As mudanças climáticas se tornaram protagonistas das discussões globais desde meados de 1800, já que, com a Revolução Industrial, as atividades produtivas passaram a utilizar combustíveis fósseis como carvão e gás natural. Quando queimados, esses combustíveis liberam na atmosfera dióxido de carbono (CO2), um dos gases responsáveis pelo efeito estufa. O termo “efeito estufa”, de uso comum, é usado para se referir a um fenômeno que certamente afetará o clima em todo o mundo ao longo do século 21 e nos séculos seguintes.
A Terra, aquecida pela radiação solar, emite uma parte dessa energia, na forma de uma radiação não visível, denominada infravermelho térmico. Esse mesmo tipo de energia é irradiado por uma panela de ferro quando aquecida. Alguns gases presentes no ar, como o dióxido de carbono, podem absorver radiação infravermelha térmica, reemitindo-a em todas as direções, inclusive para a Terra, aquecendo-a. Assim, o CO2 e outros gases no ar formam um “cobertor natural” que mantém a Terra aquecida. Esse fenômeno é denominado de efeito estufa e é responsável por manter a temperatura média da superfície da Terra em aproximadamente +150C. Se esses gases que absorvem infravermelho térmico não existissem, a temperatura média da superfície da Terra seria de -150C. (ou seja, a superfície da Terra seria eternamente coberta de gelo). O fenômeno que preocupa os cientistas é que o aumento da concentração de gases estufa colocaria mais “cobertores” na atmosfera, o que poderia elevar a temperatura da superfície da Terra para além de +150C. Esse fenômeno é chamado de efeito estufa intensificado, e toda vez que se caracteriza um aumento da temperatura média da superfície da Terra devido a intensificação do efeito estufa, o fenômeno é comumente denominado aquecimento global.
Além do efeito estufa, outros impactos causados pelas atividades humanas sobre o meio ambiente vieram à tona com o desenvolvimento de áreas como a ecologia. Nesse contexto, muitos países começaram a promover formas alternativas de desenvolvimento que integrassem a preservação da natureza e dos recursos naturais. Surgiram, assim, as principais conferências sobre o meio ambiente, que passaram a versar sobre as melhores estratégias, metas e ações pautadas sob uma perspectiva ambiental.
A primeira das grandes conferências ambientais da história foi realizada no dia 5 de junho de 1972, em Estocolmo. A denominada Conferência das Nações Unidas sobre Meio Ambiente e Desenvolvimento Sustentável consagrou a data como o Dia Mundial do Meio Ambiente. Nessa conferência, a Declaração de Estocolmo estabeleceu 26 princípios sobre desenvolvimento e meio ambiente, dando início a uma série de conferências ambientais em que os países reconhecem sua responsabilidade com a sustentabilidade.

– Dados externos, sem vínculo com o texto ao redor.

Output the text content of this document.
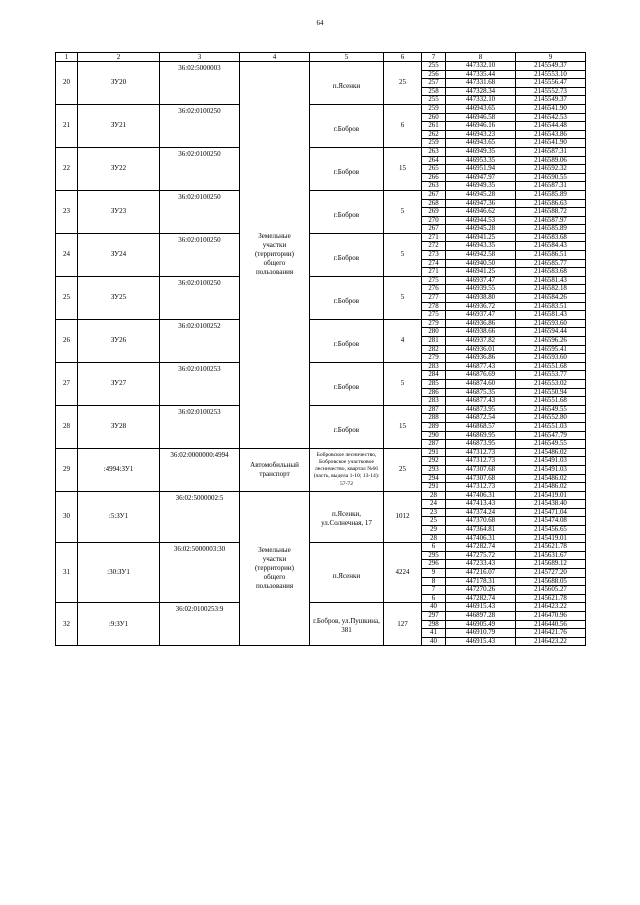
64
1	2	3	4	5	6	7	8	9
20	ЗУ20	36:02:5000003	Земельные участки (территории) общего пользования	п.Ясенки	25	255	447332.10	2145549.37
						256	447335.44	2145553.10
						257	447331.68	2145556.47
						258	447328.34	2145552.73
						255	447332.10	2145549.37
21	ЗУ21	36:02:0100250		г.Бобров	6	259	446943.65	2146541.90
						260	446946.58	2146542.53
						261	446946.16	2146544.48
						262	446943.23	2146543.86
						259	446943.65	2146541.90
22	ЗУ22	36:02:0100250		г.Бобров	15	263	446949.35	2146587.31
						264	446953.35	2146589.06
						265	446951.94	2146592.32
						266	446947.97	2146590.55
						263	446949.35	2146587.31
23	ЗУ23	36:02:0100250		г.Бобров	5	267	446945.28	2146585.89
						268	446947.36	2146586.63
						269	446946.62	2146588.72
						270	446944.53	2146587.97
						267	446945.28	2146585.89
24	ЗУ24	36:02:0100250		г.Бобров	5	271	446941.25	2146583.68
						272	446943.35	2146584.43
						273	446942.58	2146586.51
						274	446940.50	2146585.77
						271	446941.25	2146583.68
25	ЗУ25	36:02:0100250		г.Бобров	5	275	446937.47	2146581.43
						276	446939.55	2146582.18
						277	446938.80	2146584.26
						278	446936.72	2146583.51
						275	446937.47	2146581.43
26	ЗУ26	36:02:0100252		г.Бобров	4	279	446936.86	2146593.60
						280	446938.66	2146594.44
						281	446937.82	2146596.26
						282	446936.01	2146595.41
						279	446936.86	2146593.60
27	ЗУ27	36:02:0100253		г.Бобров	5	283	446877.43	2146551.68
						284	446876.69	2146553.77
						285	446874.60	2146553.02
						286	446875.35	2146550.94
						283	446877.43	2146551.68
28	ЗУ28	36:02:0100253		г.Бобров	15	287	446873.95	2146549.55
						288	446872.54	2146552.80
						289	446868.57	2146551.03
						290	446869.95	2146547.79
						287	446873.95	2146549.55
29	:4994:ЗУ1	36:02:0000000:4994	Автомобильный транспорт	Бобровское лесничество, Бобровское участковое лесничество, квартал №66 (часть, выдела 1-10; 13-14): 57-72	25	291	447312.73	2145486.02
						292	447312.73	2145491.03
						293	447307.68	2145491.03
						294	447307.68	2145486.02
						291	447312.73	2145486.02
30	:5:ЗУ1	36:02:5000002:5	Земельные участки (территории) общего пользования	п.Ясенки, ул.Солнечная, 17	1012	28	447406.31	2145419.01
						24	447413.43	2145438.40
						23	447374.24	2145471.04
						25	447370.68	2145474.08
						29	447364.81	2145456.65
						28	447406.31	2145419.01
31	:30:ЗУ1	36:02:5000003:30		п.Ясенки	4224	6	447282.74	2145621.78
						295	447275.72	2145631.67
						296	447233.43	2145689.12
						9	447216.07	2145727.20
						8	447178.31	2145688.05
						7	447270.26	2145605.27
						6	447282.74	2145621.78
32	:9:ЗУ1	36:02:0100253:9		г.Бобров, ул.Пушкина, 381	127	40	446915.43	2146423.22
						297	446897.28	2146470.96
						298	446905.49	2146440.56
						41	446910.79	2146421.76
						40	446915.43	2146423.22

Em 1992, no Rio de Janeiro, foi realizada a segunda Conferência das Nações Unidas sobre Meio Ambiente e Desenvolvimento (CNUMAD), conhecida por Rio-92, Eco-92 ou Cúpula da Terra. Essa conferência foi considerada um dos principais marcos históricos das conferências que tratam questões ambientais. Com a presença de representantes de 172 países e centenas de organizações ambientais, o encontro teve como resultado a assinatura de cinco importantes acordos ambientais: a Declaração do Rio sobre Meio Ambiente e Desenvolvimento; a Agenda 21; os Princípios para a Administração Sustentável das Florestas; a Convenção da Biodiversidade; e a Convenção Quadro sobre a mudança do Clima. Este último -- a Convenção Quadro sobre a Mudança do Clima (UNFCCC) -- criou um órgão chamado de Conferência das Partes (COP: Conference of the Parties), com o objetivo de avaliar, periodicamente, questões referentes a mudanças climáticas, propor mecanismos e medidas de cooperação, para garantir a aplicabilidade e efetividade da convenção.
A primeira Conferência das Partes (COP) foi realizada em Berlim, em 1995. Ela teve como principal foco as ações dos países para desenvolver políticas relacionadas às mudanças climáticas. O encontro marcou o consenso quanto à necessidade de aplicação de medidas para combater as consequências adversas decorrentes do efeito estufa. Nesta conferência, começaram as primeiras conversas que levariam ao Protocolo de Kyoto.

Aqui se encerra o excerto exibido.